I’ve experienced my greatest gains in muscle size when following a routine with a little more volume. (although it’s still way less volume than the majority of the routines suggested in the popular muscle magazines)
Having said all that I think that if you’ve tried some type of static contraction, isometric, power factor, partial reps, etc. type workout with little or no results, maybe try it again but add a little more volume to your routine and make sure that you are eating to build muscle(especially if you are an ectomorph).
Usually once or twice a year I will combine my isometric routine with an anabolic burst cycle diet(low calorie for a week or two and then high calorie for 2 weeks) and will consistently gain around 3lbs of lean muscle mass after each cycle.
Man talk about objectivity at its best. Great article. I think I’ll just have to try out the program to see if it suits me.
I purchased Pete Sisco SCT 12 years ago. I started with 15 secs holds in 8 exercises twice a week at the first 2 weeks.
Then, I trained once every 7 days for 6 weeks. After that , once every 12 days.
I believe, any serious search should last at leat half a year to let your body rest as Sisco states.
Nowadays I train every 14 days. I hold each exercise.
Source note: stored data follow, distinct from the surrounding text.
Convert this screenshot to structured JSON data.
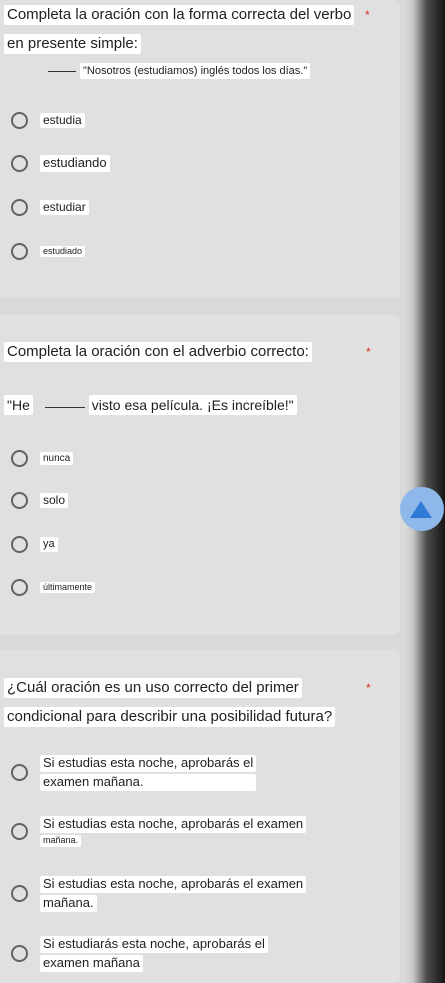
{
  "q1": {
    "title_line1": "Completa la oración con la forma correcta del verbo",
    "title_line2": "en presente simple:",
    "prompt": "\"Nosotros (estudiamos) inglés todos los días.\"",
    "options": [
      "estudia",
      "estudiando",
      "estudiar",
      "estudiado"
    ]
  },
  "q2": {
    "title": "Completa la oración con el adverbio correcto:",
    "prompt_start": "\"He",
    "prompt_end": "visto esa película. ¡Es increíble!\"",
    "options": [
      "nunca",
      "solo",
      "ya",
      "últimamente"
    ]
  },
  "q3": {
    "title_line1": "¿Cuál oración es un uso correcto del primer",
    "title_line2": "condicional para describir una posibilidad futura?",
    "options": [
      {
        "line1": "Si estudias esta noche, aprobarás el",
        "line2": "examen mañana."
      },
      {
        "line1": "Si estudias esta noche, aprobarás el examen",
        "line2": "mañana."
      },
      {
        "line1": "Si estudias esta noche, aprobarás el examen",
        "line2": "mañana."
      },
      {
        "line1": "Si estudiarás esta noche, aprobarás el",
        "line2": "examen mañana"
      }
    ]
  },
  "required_marker": "*",
  "colors": {
    "accent": "#2f7ad6",
    "required": "#d93025"
  },
  "icons": {
    "radio": "radio-button-icon",
    "fab": "triangle-icon"
  }
}
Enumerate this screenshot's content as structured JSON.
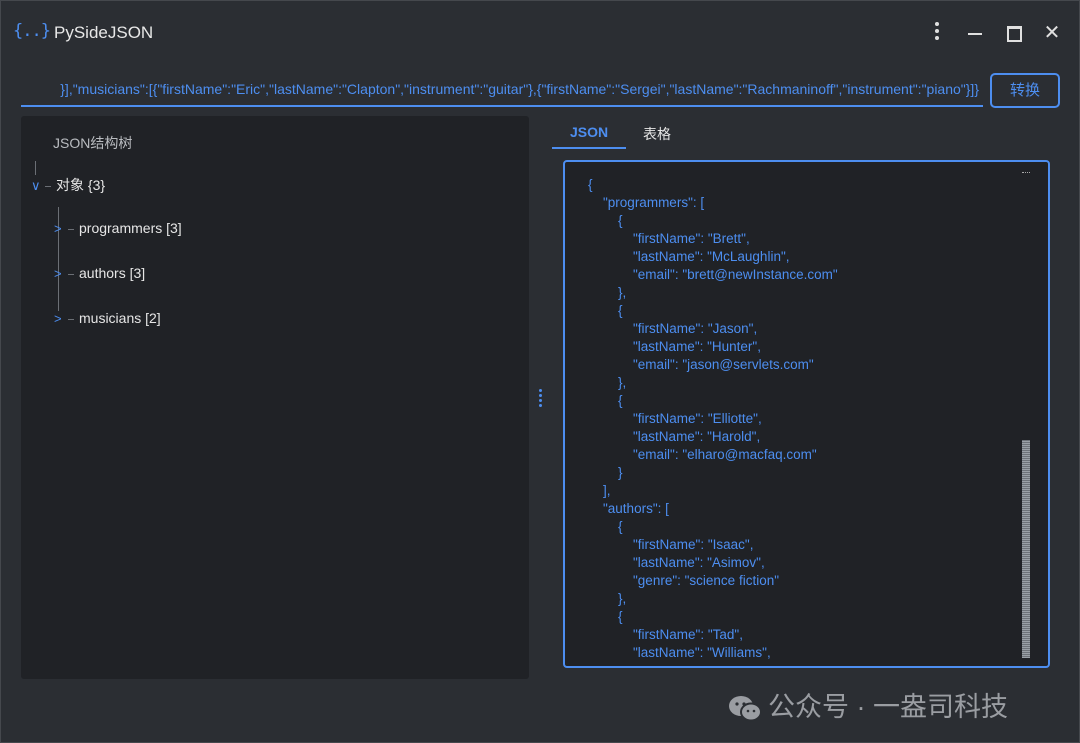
{
  "window": {
    "icon_text": "{..}",
    "title": "PySideJSON"
  },
  "toolbar": {
    "json_input_value": "}],\"musicians\":[{\"firstName\":\"Eric\",\"lastName\":\"Clapton\",\"instrument\":\"guitar\"},{\"firstName\":\"Sergei\",\"lastName\":\"Rachmaninoff\",\"instrument\":\"piano\"}]}",
    "convert_label": "转换"
  },
  "tree": {
    "header": "JSON结构树",
    "root": {
      "chevron": "∨",
      "label": "对象 {3}"
    },
    "children": [
      {
        "chevron": ">",
        "label": "programmers [3]"
      },
      {
        "chevron": ">",
        "label": "authors [3]"
      },
      {
        "chevron": ">",
        "label": "musicians [2]"
      }
    ]
  },
  "tabs": [
    {
      "label": "JSON",
      "active": true
    },
    {
      "label": "表格",
      "active": false
    }
  ],
  "json_view": {
    "text": "{\n    \"programmers\": [\n        {\n            \"firstName\": \"Brett\",\n            \"lastName\": \"McLaughlin\",\n            \"email\": \"brett@newInstance.com\"\n        },\n        {\n            \"firstName\": \"Jason\",\n            \"lastName\": \"Hunter\",\n            \"email\": \"jason@servlets.com\"\n        },\n        {\n            \"firstName\": \"Elliotte\",\n            \"lastName\": \"Harold\",\n            \"email\": \"elharo@macfaq.com\"\n        }\n    ],\n    \"authors\": [\n        {\n            \"firstName\": \"Isaac\",\n            \"lastName\": \"Asimov\",\n            \"genre\": \"science fiction\"\n        },\n        {\n            \"firstName\": \"Tad\",\n            \"lastName\": \"Williams\","
  },
  "watermark": {
    "text": "公众号 · 一盎司科技"
  },
  "colors": {
    "accent": "#4d8ef0",
    "background": "#2b2e33",
    "panel": "#202226"
  }
}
I extented hold durations to 60 secs. I really do not know if it works better but I did. I just pushed or pulled the most por these 60 secs.
You will not build a Mr Olimpia with this system
I doubt any pro bodybuilder has the idea to apply it.
It can be done by other diciplines to gain mass and strentgh.
I improved my strentgh in almost each of my work-out
Resting periods matter almost the same as this method.
I wonder if there is any search about long holds with long resting periods.
Back in ’03 life was hectic. Working security, studying IT, and a new born to contend with, SCT was a God send!
Here are my results from 2 weeks/workouts…
28/10/03 – 5/11/03
Weight +1.5kg
Quad +1/4″
Calf +1/4″
Chest +1 1/2″
Arm +1/8″
Forearm +2/8″
Waist -2/8″
I used 6 exercises, full-body, HITting my body once weekly. I’ve been an avid Heavy Duty trainee since ’78, so these weren’t “newbie gains”.